Martin have you heard the actual Annie album? It sounds so far away from Stina Nordenstam <i>or</i> Miss Kittin that I find it difficult to believe you'd choose them as points of comparison if you had. "Just Friends" is totally a one-off; I wouldn't be surprised if the entire idea for it was Richard X's.

The closest point of comparison between Annie and Miss Kittin might be "The Greatest Hit" versus Antonelli Electr's "The Vogue", in which case Annie wins by a mile (although the M. Mayer mix of the latter helps even up the balance a bit).

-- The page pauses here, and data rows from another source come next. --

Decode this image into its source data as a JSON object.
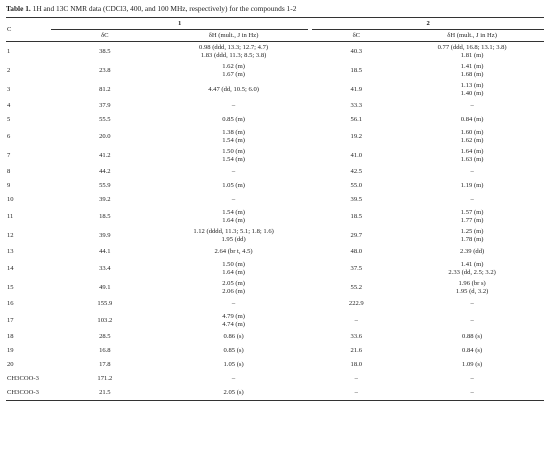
{
  "caption": {
    "label": "Table 1.",
    "text": "1H and 13C NMR data (CDCl3, 400, and 100 MHz, respectively) for the compounds 1-2"
  },
  "headers": {
    "c": "C",
    "compound1": "1",
    "compound2": "2",
    "delta_c": "δC",
    "delta_h": "δH (mult., J in Hz)"
  },
  "rows": [
    {
      "c": "1",
      "c1": "38.5",
      "h1": [
        "0.98 (ddd, 13.3; 12.7; 4.7)",
        "1.83 (ddd, 11.3; 8.5; 3.8)"
      ],
      "c2": "40.3",
      "h2": [
        "0.77 (ddd, 16.8; 13.1; 3.8)",
        "1.81 (m)"
      ]
    },
    {
      "c": "2",
      "c1": "23.8",
      "h1": [
        "1.62 (m)",
        "1.67 (m)"
      ],
      "c2": "18.5",
      "h2": [
        "1.41 (m)",
        "1.68 (m)"
      ]
    },
    {
      "c": "3",
      "c1": "81.2",
      "h1": [
        "4.47 (dd, 10.5; 6.0)"
      ],
      "c2": "41.9",
      "h2": [
        "1.13 (m)",
        "1.40 (m)"
      ]
    },
    {
      "c": "4",
      "c1": "37.9",
      "h1": [
        "–"
      ],
      "c2": "33.3",
      "h2": [
        "–"
      ]
    },
    {
      "c": "5",
      "c1": "55.5",
      "h1": [
        "0.85 (m)"
      ],
      "c2": "56.1",
      "h2": [
        "0.84 (m)"
      ]
    },
    {
      "c": "6",
      "c1": "20.0",
      "h1": [
        "1.38 (m)",
        "1.54 (m)"
      ],
      "c2": "19.2",
      "h2": [
        "1.60 (m)",
        "1.62 (m)"
      ]
    },
    {
      "c": "7",
      "c1": "41.2",
      "h1": [
        "1.50 (m)",
        "1.54 (m)"
      ],
      "c2": "41.0",
      "h2": [
        "1.64 (m)",
        "1.63 (m)"
      ]
    },
    {
      "c": "8",
      "c1": "44.2",
      "h1": [
        "–"
      ],
      "c2": "42.5",
      "h2": [
        "–"
      ]
    },
    {
      "c": "9",
      "c1": "55.9",
      "h1": [
        "1.05 (m)"
      ],
      "c2": "55.0",
      "h2": [
        "1.19 (m)"
      ]
    },
    {
      "c": "10",
      "c1": "39.2",
      "h1": [
        "–"
      ],
      "c2": "39.5",
      "h2": [
        "–"
      ]
    },
    {
      "c": "11",
      "c1": "18.5",
      "h1": [
        "1.54 (m)",
        "1.64 (m)"
      ],
      "c2": "18.5",
      "h2": [
        "1.57 (m)",
        "1.77 (m)"
      ]
    },
    {
      "c": "12",
      "c1": "39.9",
      "h1": [
        "1.12 (dddd, 11.3; 5.1; 1.8; 1.6)",
        "1.95 (dd)"
      ],
      "c2": "29.7",
      "h2": [
        "1.25 (m)",
        "1.78 (m)"
      ]
    },
    {
      "c": "13",
      "c1": "44.1",
      "h1": [
        "2.64 (br t, 4.5)"
      ],
      "c2": "48.0",
      "h2": [
        "2.39 (dd)"
      ]
    },
    {
      "c": "14",
      "c1": "33.4",
      "h1": [
        "1.50 (m)",
        "1.64 (m)"
      ],
      "c2": "37.5",
      "h2": [
        "1.41 (m)",
        "2.33 (dd, 2.5; 3.2)"
      ]
    },
    {
      "c": "15",
      "c1": "49.1",
      "h1": [
        "2.05 (m)",
        "2.06 (m)"
      ],
      "c2": "55.2",
      "h2": [
        "1.96 (br s)",
        "1.95 (d, 3.2)"
      ]
    },
    {
      "c": "16",
      "c1": "155.9",
      "h1": [
        "–"
      ],
      "c2": "222.9",
      "h2": [
        "–"
      ]
    },
    {
      "c": "17",
      "c1": "103.2",
      "h1": [
        "4.79 (m)",
        "4.74 (m)"
      ],
      "c2": "–",
      "h2": [
        "–"
      ]
    },
    {
      "c": "18",
      "c1": "28.5",
      "h1": [
        "0.86 (s)"
      ],
      "c2": "33.6",
      "h2": [
        "0.88 (s)"
      ]
    },
    {
      "c": "19",
      "c1": "16.8",
      "h1": [
        "0.85 (s)"
      ],
      "c2": "21.6",
      "h2": [
        "0.84 (s)"
      ]
    },
    {
      "c": "20",
      "c1": "17.8",
      "h1": [
        "1.05 (s)"
      ],
      "c2": "18.0",
      "h2": [
        "1.09 (s)"
      ]
    },
    {
      "c": "CH3COO-3",
      "c1": "171.2",
      "h1": [
        "–"
      ],
      "c2": "–",
      "h2": [
        "–"
      ]
    },
    {
      "c": "CH3COO-3",
      "c1": "21.5",
      "h1": [
        "2.05 (s)"
      ],
      "c2": "–",
      "h2": [
        "–"
      ]
    }
  ]
}
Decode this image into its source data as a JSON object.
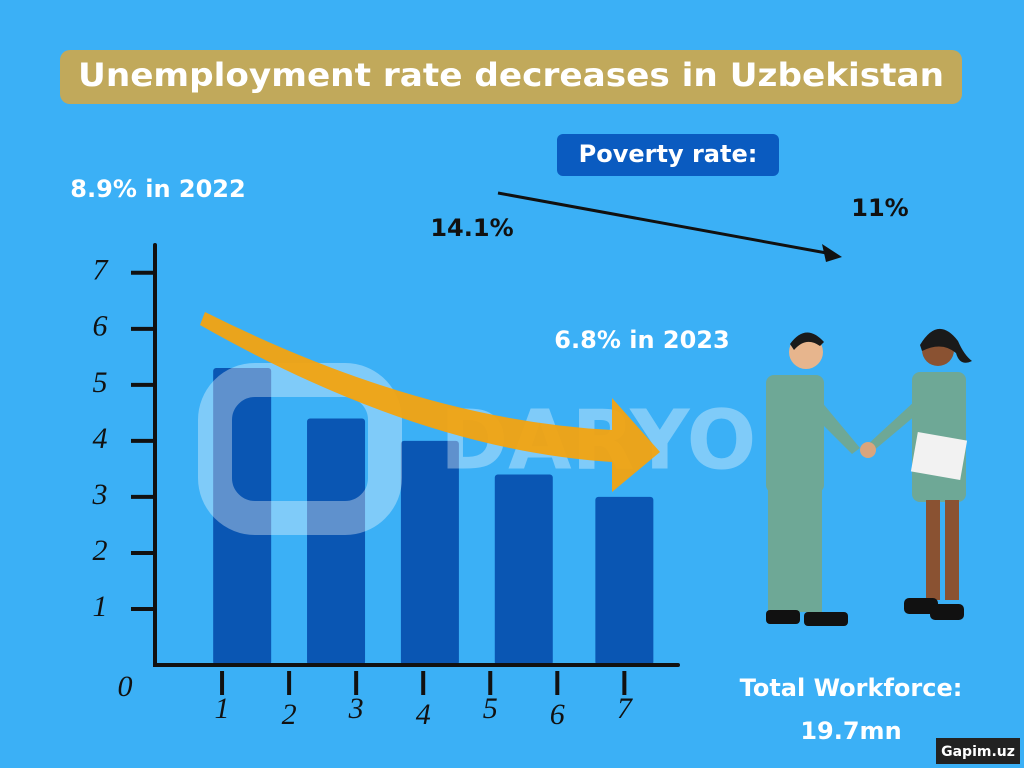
{
  "chart_data": {
    "type": "bar",
    "title": "Unemployment rate decreases in Uzbekistan",
    "x": [
      1.3,
      2.7,
      4.1,
      5.5,
      7.0
    ],
    "values": [
      5.3,
      4.4,
      4.0,
      3.4,
      3.0
    ],
    "color": "#0a56b3",
    "xlim": [
      0,
      7.8
    ],
    "xticks": [
      1,
      2,
      3,
      4,
      5,
      6,
      7
    ],
    "ylim": [
      0,
      7.3
    ],
    "yticks": [
      0,
      1,
      2,
      3,
      4,
      5,
      6,
      7
    ],
    "annotations": {
      "start": "8.9% in 2022",
      "end": "6.8% in 2023",
      "poverty_label": "Poverty rate:",
      "poverty_from": "14.1%",
      "poverty_to": "11%",
      "workforce_label": "Total Workforce:",
      "workforce_value": "19.7mn",
      "watermark": "DARYO",
      "source": "Gapim.uz"
    }
  }
}
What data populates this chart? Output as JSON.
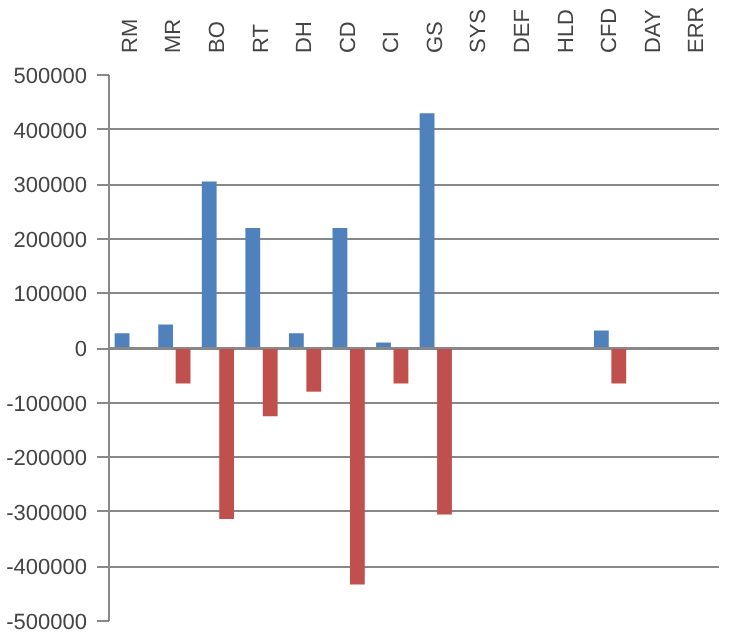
{
  "chart_data": {
    "type": "bar",
    "categories": [
      "RM",
      "MR",
      "BO",
      "RT",
      "DH",
      "CD",
      "CI",
      "GS",
      "SYS",
      "DEF",
      "HLD",
      "CFD",
      "DAY",
      "ERR"
    ],
    "series": [
      {
        "color": "#4f81bd",
        "values": [
          27000,
          43000,
          305000,
          220000,
          27000,
          220000,
          10000,
          430000,
          null,
          null,
          null,
          32000,
          null,
          null
        ]
      },
      {
        "color": "#c0504d",
        "values": [
          null,
          -65000,
          -313000,
          -125000,
          -80000,
          -433000,
          -65000,
          -305000,
          null,
          null,
          null,
          -65000,
          null,
          null
        ]
      }
    ],
    "ylim": [
      -500000,
      500000
    ],
    "yticks": [
      -500000,
      -400000,
      -300000,
      -200000,
      -100000,
      0,
      100000,
      200000,
      300000,
      400000,
      500000
    ],
    "grid": "y"
  }
}
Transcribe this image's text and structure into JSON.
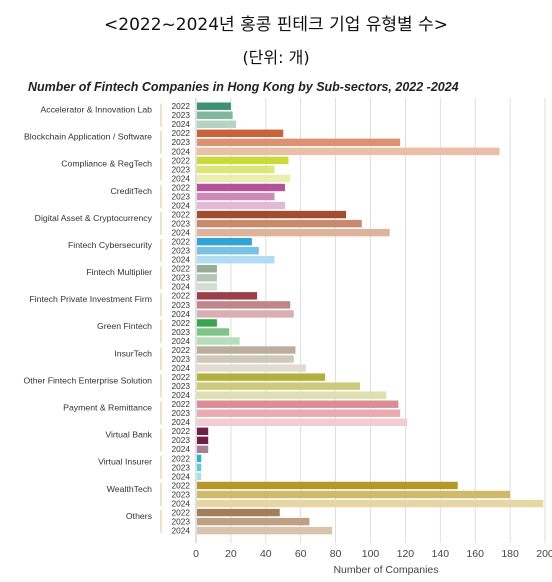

Also I love Stina much more than Annie, but I'm not sure what it is about Stina that renders her more "credible".
 

Ness Rowlah

Norwegian Wood
Do also try Bertine Zetlitz' "Fake your beauty" if you like Annie,
maybe not as "knowing" as Annie, but good pop (or maybe it is knowing - "fake your beauty").
(streaming track on the front page of http://www.bertine.com

As for Røyksopp's new. Mixed reviews, but I quite like it - "Alpha Male" is
Tangerine Dream for the noughties and there is also a track referencing "Popcorn"
(a tune not even listed in a recent "Top 100" important electronic tracks ever -
it is easily in the top twenty in terms of getting electronic music to the masses).
 

henrymiller

Well-known member
er, how did MIA get involved in this discussion? other than a low-level hipster cache, they have nothing in common.

another emotional and human failure ploughing her own personal catharsis

this just seems like a dickish line to me. show me an emotional success!
 

sweetfred

New member
different

I think MIA has nothing to do with Annie, except gender and popularity at the same time.
Their music is not even remotely similar.

BTW, Annie was making (different sort of) waves already back in 2002 with the dub of Greatest Hit that came out (first) on the flip of the 7". I remember playing it out then and know that the then hot Germans were also (Alex in Jazzanova etc). It is totaly based on the dub of Holiday 12" - Madonna that Diplo plays now.

With Annie it is the vocals and her Norwegian looks, I think. I even had the poster from her second 7" (I will get on, after her boyfriends death) on the wall in my record room; I haven't done that for 20 yrs!